If $\pi:G \to G/ \sim$ is defined by $\pi (x) = [x]_{\sim}$, then $\pi$ has an injective right inverse $h:G/ \sim \to G$ (by the Axiom of Choice) and $|G/ \sim| \leq |G|$ and $|G| \nless |G/ \sim|$
Is the full axiom of choice needed to prove that $|G| \nless |G/ \sim|$ (just that one part, not necessarily both of $|G/ \sim| \leq |G|$ and $|G| \nless |G/ \sim|$)?
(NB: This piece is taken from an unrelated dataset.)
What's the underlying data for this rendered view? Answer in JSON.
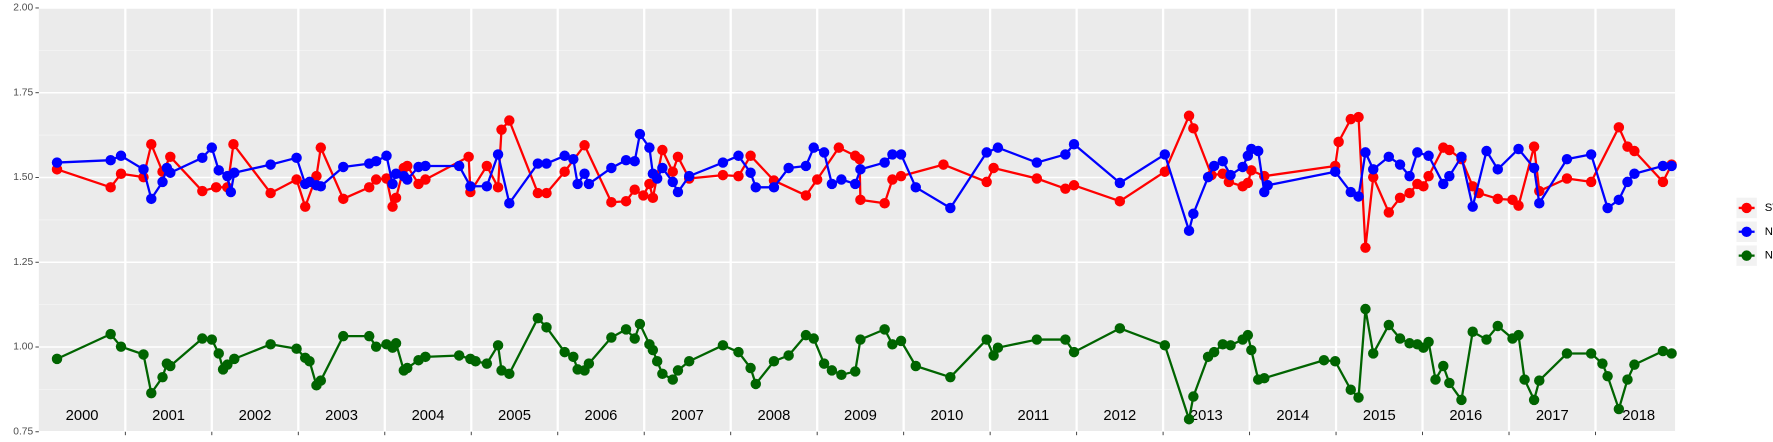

If not, what is the weakest form of choice that is needed to prove it?
If the restriction that "$G$ is a group, $N$ is a subgroup of $G$ and $\sim$ is defined by $x \sim y$ iff $x y^{-1} \in N$" was added, does that change the answer?
This is known as the Weak Partition Principle. We don't know all too much about it, but it implies there are no-measurable sets of reals and there are no infinite Dedekind-finite sets.